Scanning the list of new production cars and concept to be unveiled at tomorrow's Tokyo Motor Show reminds me how targeted, how strategically sophisticated Japan's motor industry is today. Only the rumoured Mazda rotary-engined concept is big news among sports cars. The rest of the action seems to be in autonomous, connected, crossover areas.

This canny industry, underpinned by big domestic sales, is brilliant at finding completely new, exceptionally solid market propositions, not minding if they're neither premium nor sporty. Two prime examples: the Toyota Prius family (seven million sales) and the Nissan Leaf family, early examples of which are seen all over town here and which - we hear - is due to expand into a range at last.

It's all a heavy contrast with my first Tokyo Show - might have been 1982 - at which one of the Japanese produced a kind of modernised Jaguar lookalike concept which seems a fair bit better than the Jags we were building (and a very few people were buying) at home at the time. I remember those of us who care about the local industry being frightened rigid by this concept - and Euro-centric stuff from other makers that seemed to be going for our jugular.

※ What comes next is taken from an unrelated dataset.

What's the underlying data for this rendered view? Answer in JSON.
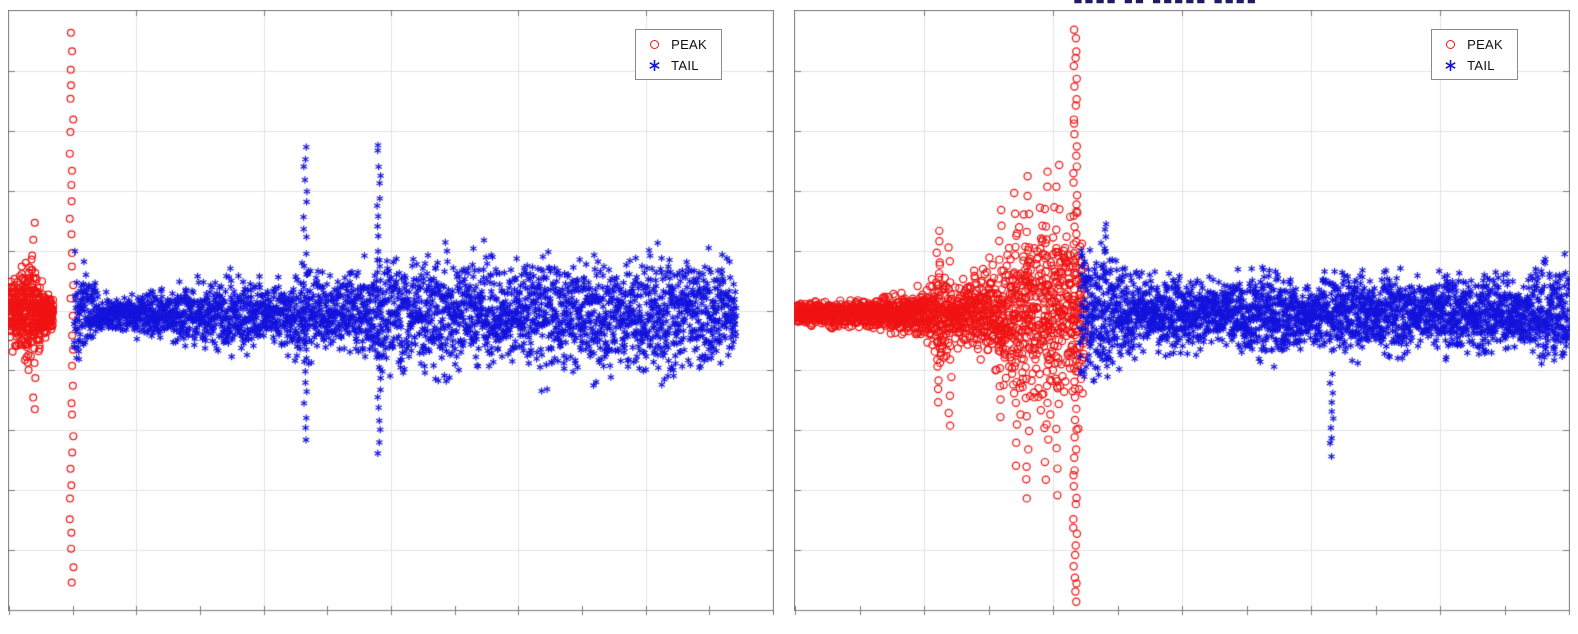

But what we missed was any realisation that if the Japanese had put this 'Jaguar' into production, with all the costs it would have entailed, and harvested every single world Jaguar XJ sale - and added 50% - they still wouldn't have been making 50,000 cars, a hopelessly uneconomic number. So of course, it was never in any danger of happening. Instead, they picked vastly bigger, vastly more sustainable targets. Which is where they are now.